1) Giustizia e verità per le nostre vittime, vogliamo sapere tutto: dalla partenza del virus dalla Cina e il mancato contenimento avvenuto in Italia fino al trattamento riservato ai nostri cari dato che abbiamo sempre ricevuto informazioni scarne e confuse. Vogliamo sapere se è veramente stato fatto tutto il possibile per salvarli o se, ad un certo punto, sono state fatte delle scelte per mancanza di macchinari o di personale. Vogliamo sapere come sia stato possibile, a di stanza di un anno, avere ancora tanti contagi ospedalieri e addirittura veri e propri focolai in ospedale.

2) Più che un discorso ecumenico e retorico vorremmo delle scuse ufficiali da parte dello stato che si è completamente dimenticato di noi.

3) Vorremmo che finalmente, il sacrificio dei nostri cari, renda gli ospedali, soprattutto quelli del centro\sud dei luoghi di cura accoglienti ed efficienti.

4) Vogliamo che le procure inizino ad indagare liberamente, senza alcuna pressione, per contribuire a raggiungere quella giustizia e risarcire i familiari che ne avranno diritto. Per questo chiediamo che venga rivista la legge 76/2021 che di fatto costituisce uno scudo penale per tutti.

5) Chiediamo che venga fornito supporto gratuito ai familiari delle vittime. Prima di tutto supporto psicoterapeutico di qualità perché il nostro lutto non è un lutto normale, il nostro è un lutto complicato che causa stress post traumatico e può portare a depressione o episodi suicidari. Ma chiediamo anche supporto economico per coloro i quali hanno perso l’unica fonte di reddito.

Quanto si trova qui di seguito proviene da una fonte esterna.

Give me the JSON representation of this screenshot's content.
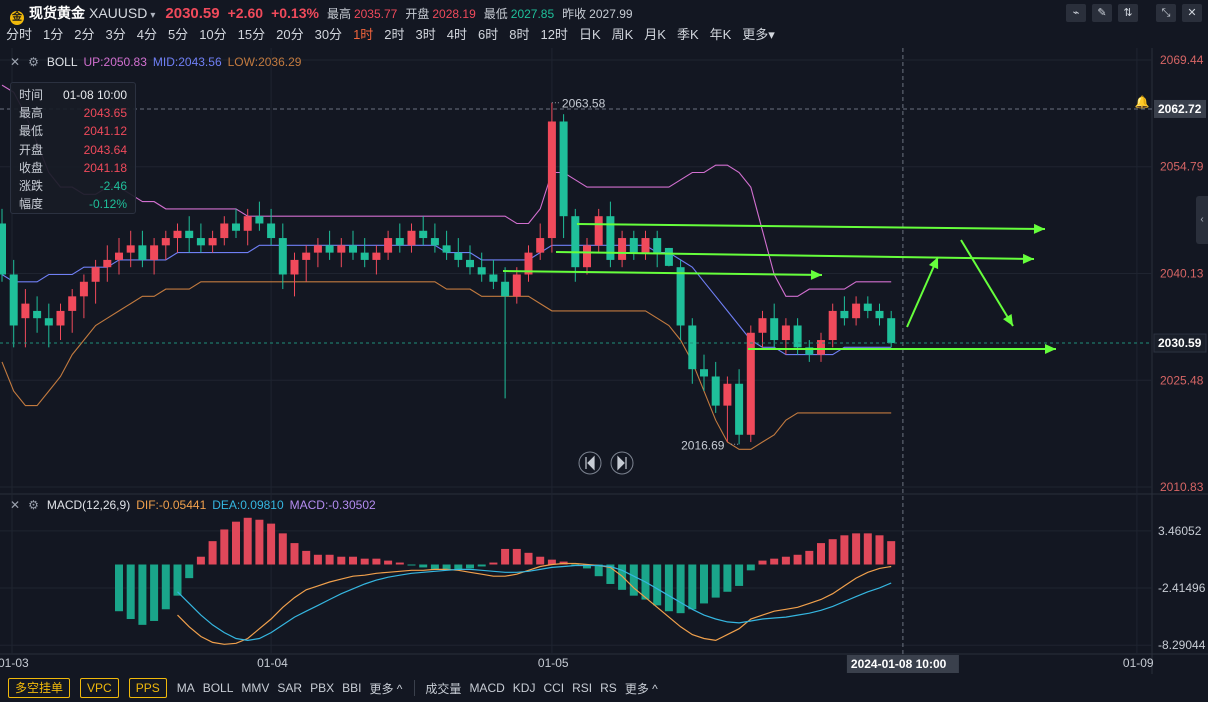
{
  "header": {
    "symbol_badge": "金",
    "symbol_name": "现货黄金",
    "symbol_code": "XAUUSD",
    "caret": "▾",
    "last_price": "2030.59",
    "change": "+2.60",
    "change_pct": "+0.13%",
    "stats": [
      {
        "label": "最高",
        "value": "2035.77",
        "tone": "red"
      },
      {
        "label": "开盘",
        "value": "2028.19",
        "tone": "red"
      },
      {
        "label": "最低",
        "value": "2027.85",
        "tone": "green"
      },
      {
        "label": "昨收",
        "value": "2027.99",
        "tone": "white"
      }
    ],
    "icons": [
      "indicator-icon",
      "draw-icon",
      "compare-icon",
      "expand-icon",
      "close-icon"
    ]
  },
  "timeframes": {
    "items": [
      "分时",
      "1分",
      "2分",
      "3分",
      "4分",
      "5分",
      "10分",
      "15分",
      "20分",
      "30分",
      "1时",
      "2时",
      "3时",
      "4时",
      "6时",
      "8时",
      "12时",
      "日K",
      "周K",
      "月K",
      "季K",
      "年K",
      "更多▾"
    ],
    "active": "1时"
  },
  "boll_legend": {
    "name": "BOLL",
    "up": "UP:2050.83",
    "mid": "MID:2043.56",
    "low": "LOW:2036.29",
    "colors": {
      "up": "#d16fcf",
      "mid": "#6f7ff5",
      "low": "#c27a3f"
    }
  },
  "macd_legend": {
    "name": "MACD(12,26,9)",
    "dif": "DIF:-0.05441",
    "dea": "DEA:0.09810",
    "macd": "MACD:-0.30502",
    "colors": {
      "dif": "#f0a04c",
      "dea": "#35b6e0",
      "macd": "#b48cf0"
    }
  },
  "info_box": {
    "rows": [
      {
        "label": "时间",
        "value": "01-08 10:00",
        "tone": "white"
      },
      {
        "label": "最高",
        "value": "2043.65",
        "tone": "red"
      },
      {
        "label": "最低",
        "value": "2041.12",
        "tone": "red"
      },
      {
        "label": "开盘",
        "value": "2043.64",
        "tone": "red"
      },
      {
        "label": "收盘",
        "value": "2041.18",
        "tone": "red"
      },
      {
        "label": "涨跌",
        "value": "-2.46",
        "tone": "green"
      },
      {
        "label": "幅度",
        "value": "-0.12%",
        "tone": "green"
      }
    ]
  },
  "bottom_bar": {
    "buttons": [
      "多空挂单",
      "VPC",
      "PPS"
    ],
    "main_indicators": [
      "MA",
      "BOLL",
      "MMV",
      "SAR",
      "PBX",
      "BBI",
      "更多 ^"
    ],
    "sub_indicators": [
      "成交量",
      "MACD",
      "KDJ",
      "CCI",
      "RSI",
      "RS",
      "更多 ^"
    ]
  },
  "chart_data": {
    "type": "candlestick",
    "price_axis": {
      "ticks": [
        2069.44,
        2054.79,
        2040.13,
        2025.48,
        2010.83
      ],
      "tick_labels": [
        "2069.44",
        "2054.79",
        "2040.13",
        "2025.48",
        "2010.83"
      ],
      "ylim": [
        2010.83,
        2069.44
      ]
    },
    "crosshair_price": "2062.72",
    "current_price": "2030.59",
    "crosshair_time": "2024-01-08 10:00",
    "x_labels": [
      {
        "label": "01-03",
        "index": 0
      },
      {
        "label": "01-04",
        "index": 23
      },
      {
        "label": "01-05",
        "index": 47
      },
      {
        "label": "01-09",
        "index": 97
      }
    ],
    "crosshair_index": 77,
    "high_annotation": "2063.58",
    "low_annotation": "2016.69",
    "candles": [
      {
        "o": 2047,
        "h": 2049,
        "l": 2039,
        "c": 2040
      },
      {
        "o": 2040,
        "h": 2042,
        "l": 2030,
        "c": 2033
      },
      {
        "o": 2034,
        "h": 2038,
        "l": 2030,
        "c": 2036
      },
      {
        "o": 2035,
        "h": 2037,
        "l": 2032,
        "c": 2034
      },
      {
        "o": 2034,
        "h": 2036,
        "l": 2030,
        "c": 2033
      },
      {
        "o": 2033,
        "h": 2036,
        "l": 2031,
        "c": 2035
      },
      {
        "o": 2035,
        "h": 2038,
        "l": 2032,
        "c": 2037
      },
      {
        "o": 2037,
        "h": 2040,
        "l": 2034,
        "c": 2039
      },
      {
        "o": 2039,
        "h": 2042,
        "l": 2036,
        "c": 2041
      },
      {
        "o": 2041,
        "h": 2044,
        "l": 2039,
        "c": 2042
      },
      {
        "o": 2042,
        "h": 2045,
        "l": 2040,
        "c": 2043
      },
      {
        "o": 2043,
        "h": 2046,
        "l": 2041,
        "c": 2044
      },
      {
        "o": 2044,
        "h": 2046,
        "l": 2041,
        "c": 2042
      },
      {
        "o": 2042,
        "h": 2045,
        "l": 2040,
        "c": 2044
      },
      {
        "o": 2044,
        "h": 2046,
        "l": 2042,
        "c": 2045
      },
      {
        "o": 2045,
        "h": 2047,
        "l": 2043,
        "c": 2046
      },
      {
        "o": 2046,
        "h": 2048,
        "l": 2043,
        "c": 2045
      },
      {
        "o": 2045,
        "h": 2047,
        "l": 2043,
        "c": 2044
      },
      {
        "o": 2044,
        "h": 2046,
        "l": 2043,
        "c": 2045
      },
      {
        "o": 2045,
        "h": 2048,
        "l": 2044,
        "c": 2047
      },
      {
        "o": 2047,
        "h": 2049,
        "l": 2045,
        "c": 2046
      },
      {
        "o": 2046,
        "h": 2049,
        "l": 2044,
        "c": 2048
      },
      {
        "o": 2048,
        "h": 2050,
        "l": 2046,
        "c": 2047
      },
      {
        "o": 2047,
        "h": 2049,
        "l": 2044,
        "c": 2045
      },
      {
        "o": 2045,
        "h": 2047,
        "l": 2038,
        "c": 2040
      },
      {
        "o": 2040,
        "h": 2043,
        "l": 2037,
        "c": 2042
      },
      {
        "o": 2042,
        "h": 2044,
        "l": 2039,
        "c": 2043
      },
      {
        "o": 2043,
        "h": 2045,
        "l": 2041,
        "c": 2044
      },
      {
        "o": 2044,
        "h": 2046,
        "l": 2042,
        "c": 2043
      },
      {
        "o": 2043,
        "h": 2045,
        "l": 2041,
        "c": 2044
      },
      {
        "o": 2044,
        "h": 2046,
        "l": 2042,
        "c": 2043
      },
      {
        "o": 2043,
        "h": 2045,
        "l": 2041,
        "c": 2042
      },
      {
        "o": 2042,
        "h": 2044,
        "l": 2040,
        "c": 2043
      },
      {
        "o": 2043,
        "h": 2046,
        "l": 2042,
        "c": 2045
      },
      {
        "o": 2045,
        "h": 2047,
        "l": 2043,
        "c": 2044
      },
      {
        "o": 2044,
        "h": 2047,
        "l": 2043,
        "c": 2046
      },
      {
        "o": 2046,
        "h": 2048,
        "l": 2044,
        "c": 2045
      },
      {
        "o": 2045,
        "h": 2047,
        "l": 2043,
        "c": 2044
      },
      {
        "o": 2044,
        "h": 2046,
        "l": 2042,
        "c": 2043
      },
      {
        "o": 2043,
        "h": 2045,
        "l": 2041,
        "c": 2042
      },
      {
        "o": 2042,
        "h": 2044,
        "l": 2040,
        "c": 2041
      },
      {
        "o": 2041,
        "h": 2043,
        "l": 2039,
        "c": 2040
      },
      {
        "o": 2040,
        "h": 2042,
        "l": 2038,
        "c": 2039
      },
      {
        "o": 2039,
        "h": 2041,
        "l": 2023,
        "c": 2037
      },
      {
        "o": 2037,
        "h": 2041,
        "l": 2036,
        "c": 2040
      },
      {
        "o": 2040,
        "h": 2044,
        "l": 2039,
        "c": 2043
      },
      {
        "o": 2043,
        "h": 2047,
        "l": 2042,
        "c": 2045
      },
      {
        "o": 2045,
        "h": 2063.58,
        "l": 2043,
        "c": 2061
      },
      {
        "o": 2061,
        "h": 2062,
        "l": 2045,
        "c": 2048
      },
      {
        "o": 2048,
        "h": 2049,
        "l": 2039,
        "c": 2041
      },
      {
        "o": 2041,
        "h": 2045,
        "l": 2040,
        "c": 2044
      },
      {
        "o": 2044,
        "h": 2049,
        "l": 2043,
        "c": 2048
      },
      {
        "o": 2048,
        "h": 2050,
        "l": 2041,
        "c": 2042
      },
      {
        "o": 2042,
        "h": 2046,
        "l": 2041,
        "c": 2045
      },
      {
        "o": 2045,
        "h": 2046,
        "l": 2042,
        "c": 2043
      },
      {
        "o": 2043,
        "h": 2046,
        "l": 2042,
        "c": 2045
      },
      {
        "o": 2045,
        "h": 2046,
        "l": 2041,
        "c": 2043
      },
      {
        "o": 2043.64,
        "h": 2043.65,
        "l": 2041.12,
        "c": 2041.18
      },
      {
        "o": 2041,
        "h": 2042,
        "l": 2031,
        "c": 2033
      },
      {
        "o": 2033,
        "h": 2034,
        "l": 2025,
        "c": 2027
      },
      {
        "o": 2027,
        "h": 2029,
        "l": 2024,
        "c": 2026
      },
      {
        "o": 2026,
        "h": 2028,
        "l": 2021,
        "c": 2022
      },
      {
        "o": 2022,
        "h": 2026,
        "l": 2017,
        "c": 2025
      },
      {
        "o": 2025,
        "h": 2027,
        "l": 2016.69,
        "c": 2018
      },
      {
        "o": 2018,
        "h": 2033,
        "l": 2017,
        "c": 2032
      },
      {
        "o": 2032,
        "h": 2035,
        "l": 2030,
        "c": 2034
      },
      {
        "o": 2034,
        "h": 2036,
        "l": 2030,
        "c": 2031
      },
      {
        "o": 2031,
        "h": 2034,
        "l": 2029,
        "c": 2033
      },
      {
        "o": 2033,
        "h": 2034,
        "l": 2029,
        "c": 2030
      },
      {
        "o": 2030,
        "h": 2031,
        "l": 2028,
        "c": 2029
      },
      {
        "o": 2029,
        "h": 2032,
        "l": 2028,
        "c": 2031
      },
      {
        "o": 2031,
        "h": 2036,
        "l": 2030,
        "c": 2035
      },
      {
        "o": 2035,
        "h": 2037,
        "l": 2033,
        "c": 2034
      },
      {
        "o": 2034,
        "h": 2037,
        "l": 2033,
        "c": 2036
      },
      {
        "o": 2036,
        "h": 2037,
        "l": 2034,
        "c": 2035
      },
      {
        "o": 2035,
        "h": 2036,
        "l": 2033,
        "c": 2034
      },
      {
        "o": 2034,
        "h": 2035,
        "l": 2030,
        "c": 2030.59
      }
    ],
    "boll_up": [
      2066,
      2065,
      2062,
      2058,
      2054,
      2052,
      2052,
      2051,
      2051,
      2052,
      2052,
      2051,
      2050,
      2050,
      2049,
      2049,
      2049,
      2049,
      2049,
      2049,
      2049,
      2048,
      2048,
      2048,
      2048,
      2048,
      2048,
      2048,
      2048,
      2048,
      2048,
      2048,
      2048,
      2048,
      2048,
      2048,
      2048,
      2048,
      2048,
      2048,
      2048,
      2048,
      2048,
      2048,
      2047,
      2047,
      2049,
      2054,
      2054,
      2053,
      2052,
      2052,
      2052,
      2052,
      2052,
      2052,
      2052,
      2052,
      2053,
      2054,
      2054,
      2055,
      2055,
      2054,
      2052,
      2046,
      2040,
      2037,
      2037,
      2038,
      2038,
      2038,
      2038,
      2039,
      2039,
      2039,
      2039
    ],
    "boll_mid": [
      2040,
      2039,
      2039,
      2039,
      2040,
      2040,
      2040,
      2041,
      2041,
      2041,
      2042,
      2042,
      2042,
      2042,
      2042,
      2043,
      2043,
      2043,
      2043,
      2043,
      2043,
      2043,
      2044,
      2044,
      2044,
      2044,
      2044,
      2044,
      2044,
      2044,
      2044,
      2044,
      2044,
      2044,
      2044,
      2044,
      2044,
      2044,
      2043,
      2043,
      2043,
      2042,
      2042,
      2042,
      2042,
      2042,
      2043,
      2044,
      2044,
      2044,
      2044,
      2044,
      2044,
      2044,
      2044,
      2044,
      2043,
      2043,
      2042,
      2041,
      2039,
      2037,
      2035,
      2033,
      2031,
      2030,
      2030,
      2029,
      2029,
      2029,
      2029,
      2029,
      2030,
      2030,
      2030,
      2030,
      2030
    ],
    "boll_low": [
      2028,
      2024,
      2022,
      2022,
      2024,
      2026,
      2029,
      2031,
      2033,
      2034,
      2035,
      2036,
      2037,
      2037,
      2038,
      2038,
      2038,
      2039,
      2039,
      2039,
      2039,
      2039,
      2039,
      2039,
      2039,
      2039,
      2039,
      2039,
      2039,
      2039,
      2039,
      2039,
      2039,
      2039,
      2039,
      2039,
      2039,
      2039,
      2038,
      2038,
      2038,
      2037,
      2037,
      2037,
      2037,
      2037,
      2036,
      2035,
      2035,
      2035,
      2035,
      2035,
      2035,
      2035,
      2035,
      2035,
      2034,
      2033,
      2031,
      2028,
      2024,
      2020,
      2017,
      2016,
      2016,
      2017,
      2018,
      2020,
      2021,
      2021,
      2021,
      2021,
      2021,
      2021,
      2021,
      2021,
      2021
    ],
    "macd_axis": {
      "tick_labels": [
        "3.46052",
        "-2.41496",
        "-8.29044"
      ],
      "ticks": [
        3.46052,
        -2.41496,
        -8.29044
      ],
      "ylim": [
        -9.4,
        5.6
      ]
    },
    "macd_hist": [
      -4.8,
      -5.6,
      -6.2,
      -5.8,
      -4.6,
      -3.2,
      -1.4,
      0.8,
      2.4,
      3.6,
      4.4,
      4.8,
      4.6,
      4.2,
      3.2,
      2.2,
      1.4,
      1.0,
      1.0,
      0.8,
      0.8,
      0.6,
      0.6,
      0.4,
      0.2,
      -0.1,
      -0.3,
      -0.5,
      -0.6,
      -0.5,
      -0.4,
      -0.2,
      0.2,
      1.6,
      1.6,
      1.2,
      0.8,
      0.5,
      0.3,
      -0.1,
      -0.4,
      -1.2,
      -2.0,
      -2.6,
      -3.2,
      -3.6,
      -4.2,
      -4.8,
      -5.0,
      -4.6,
      -4.0,
      -3.4,
      -2.8,
      -2.2,
      -0.6,
      0.4,
      0.6,
      0.8,
      1.0,
      1.4,
      2.2,
      2.6,
      3.0,
      3.2,
      3.2,
      3.0,
      2.4
    ],
    "macd_dif": [
      -5.2,
      -6.4,
      -7.4,
      -8.0,
      -8.2,
      -8.1,
      -7.6,
      -6.6,
      -5.6,
      -4.4,
      -3.4,
      -2.6,
      -2.2,
      -1.8,
      -1.5,
      -1.2,
      -1.1,
      -0.9,
      -0.8,
      -0.7,
      -0.6,
      -0.6,
      -0.5,
      -0.5,
      -0.6,
      -0.8,
      -1.0,
      -1.2,
      -1.2,
      -1.0,
      -0.6,
      -0.2,
      0.0,
      0.1,
      0.1,
      0.0,
      -0.1,
      -0.3,
      -1.2,
      -2.4,
      -3.4,
      -4.4,
      -5.4,
      -6.4,
      -7.2,
      -7.6,
      -7.8,
      -7.2,
      -6.6,
      -5.6,
      -5.2,
      -4.8,
      -4.6,
      -4.4,
      -4.0,
      -3.6,
      -3.0,
      -2.2,
      -1.4,
      -0.8,
      -0.4,
      -0.2
    ],
    "macd_dea": [
      -2.8,
      -4.0,
      -5.2,
      -6.2,
      -7.0,
      -7.6,
      -7.8,
      -7.6,
      -7.0,
      -6.2,
      -5.4,
      -4.8,
      -4.2,
      -3.6,
      -3.0,
      -2.5,
      -2.0,
      -1.6,
      -1.3,
      -1.1,
      -0.9,
      -0.8,
      -0.7,
      -0.6,
      -0.5,
      -0.5,
      -0.6,
      -0.7,
      -0.8,
      -0.8,
      -0.7,
      -0.5,
      -0.3,
      -0.2,
      -0.1,
      -0.1,
      -0.1,
      -0.2,
      -0.6,
      -1.2,
      -1.8,
      -2.5,
      -3.2,
      -3.9,
      -4.6,
      -5.2,
      -5.6,
      -5.9,
      -6.0,
      -5.8,
      -5.6,
      -5.5,
      -5.4,
      -5.2,
      -5.0,
      -4.7,
      -4.3,
      -3.8,
      -3.3,
      -2.8,
      -2.4,
      -1.9
    ],
    "annotations": [
      "horizontal-arrow",
      "horizontal-arrow",
      "horizontal-arrow",
      "horizontal-arrow",
      "up-arrow",
      "down-arrow"
    ]
  }
}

Chiediamo insomma che dopo averci profondamente deluso, lo stato ci sia vicino, veramente vicino. Questo lutto non è solo il nostro lutto, questo lutto è il lutto di tutto il paese, non aiutarci ad elaborarlo significa non elaborarlo neanche a livello di nazione con le conseguenze sociali che ne potrebbero derivare», queste le parole della Libera Associazione Familiari vittime covid.